In Cuyahoga County, click here to request an Application + Return Envelope be mailed to you. Or use the same link to download a pre-populated PDF (that includes a secret code to expedite processing!) and mail from home. (Okay, it’s not a secret code — but it is your Voter ID Number and means that staff do not need to manually enter information, thereby saving time and reducing errors.) If you are outside of Cuyahoga County, call your BOE and ask if they have this feature.

Once you’ve mailed your application, remember your civic duty and start talking with others about their Voting Plans. Ask how you can help with those plans. For instance, we know that some community members do not have access to a printer —especially with libraries curtailing lobby services due to the pandemic. Offer to print for neighbors and community members. You can even prepare envelopes to go with the forms.

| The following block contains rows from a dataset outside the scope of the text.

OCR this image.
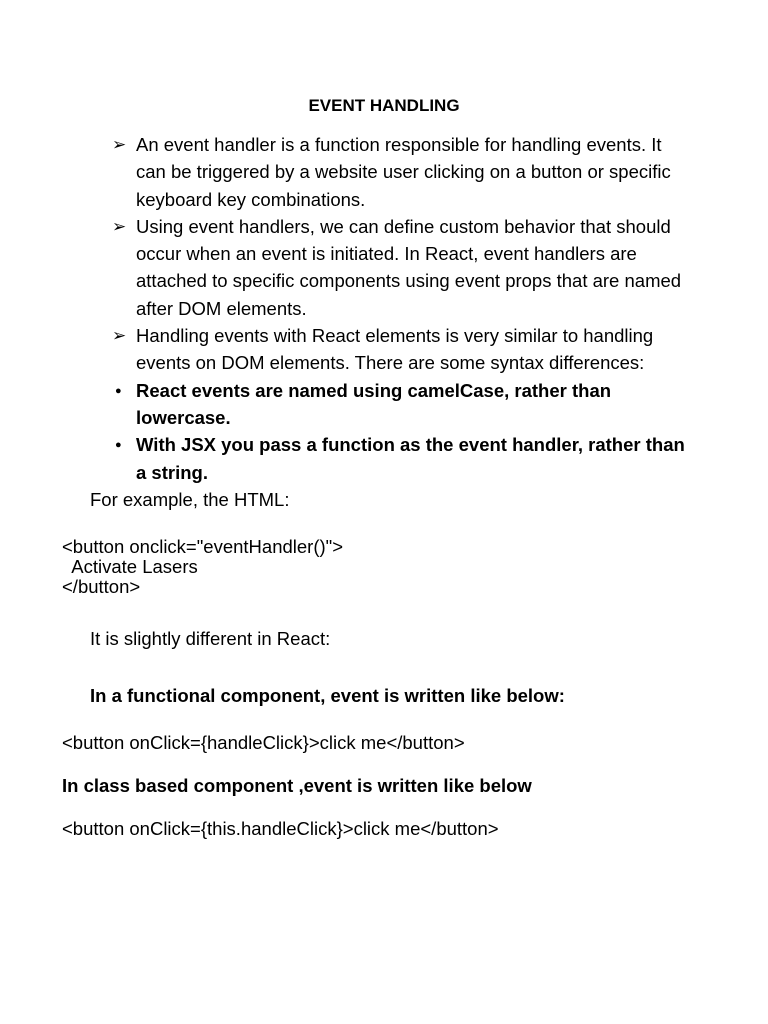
EVENT HANDLING
➢
An event handler is a function responsible for handling events. It can be triggered by a website user clicking on a button or specific keyboard key combinations.
➢
Using event handlers, we can define custom behavior that should occur when an event is initiated. In React, event handlers are attached to specific components using event props that are named after DOM elements.
➢
Handling events with React elements is very similar to handling events on DOM elements. There are some syntax differences:
●
React events are named using camelCase, rather than lowercase.
●
With JSX you pass a function as the event handler, rather than a string.
For example, the HTML:
<button onclick="eventHandler()">
Activate Lasers
</button>
It is slightly different in React:
In a functional component, event is written like below:
<button onClick={handleClick}>click me</button>
In class based component ,event is written like below
<button onClick={this.handleClick}>click me</button>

According to expert Sue Dean-Dyke of Mobilize the Vote 2020, another population that needs encouragement is young adults. While young people understand the importance of voting, they are often ill-prepared for the multi-step, snail-mail process. Downloading, printing, and inking a signature? When was the last time a young adult had to do that?

While community members are encouraged to volunteer with voting groups and for their favorite candidates/issues, there is tremendous power in changing our day-to-day behavior, too. When we talk about voting and make the idea of a Voting Plan as familiar as choosing car insurance or an internet provider, we change the way people around us function.

 We elevate the importance of planful voting by making it part of our everyday lives. We help people activate their Voting Plans by removing hurdles — maybe printing a form; or helping someone handwrite their Application; or providing an envelope with postage; or helping to check online that the Application was received and is processing okay. 

Of course, we care about who and what people cast their votes in support of. But the first step of reclaiming a balanced democracy is ensuring that voters are registered and that all registered voters complete a ballot in time to be counted on Election Day. With traditional campaign strategies hindered by the pandemic, citizens must mobilize each other to follow through early and to help others often. 

The best way of doing that? Apply today to Vote by Mail. Then, get everyone you know to do the same.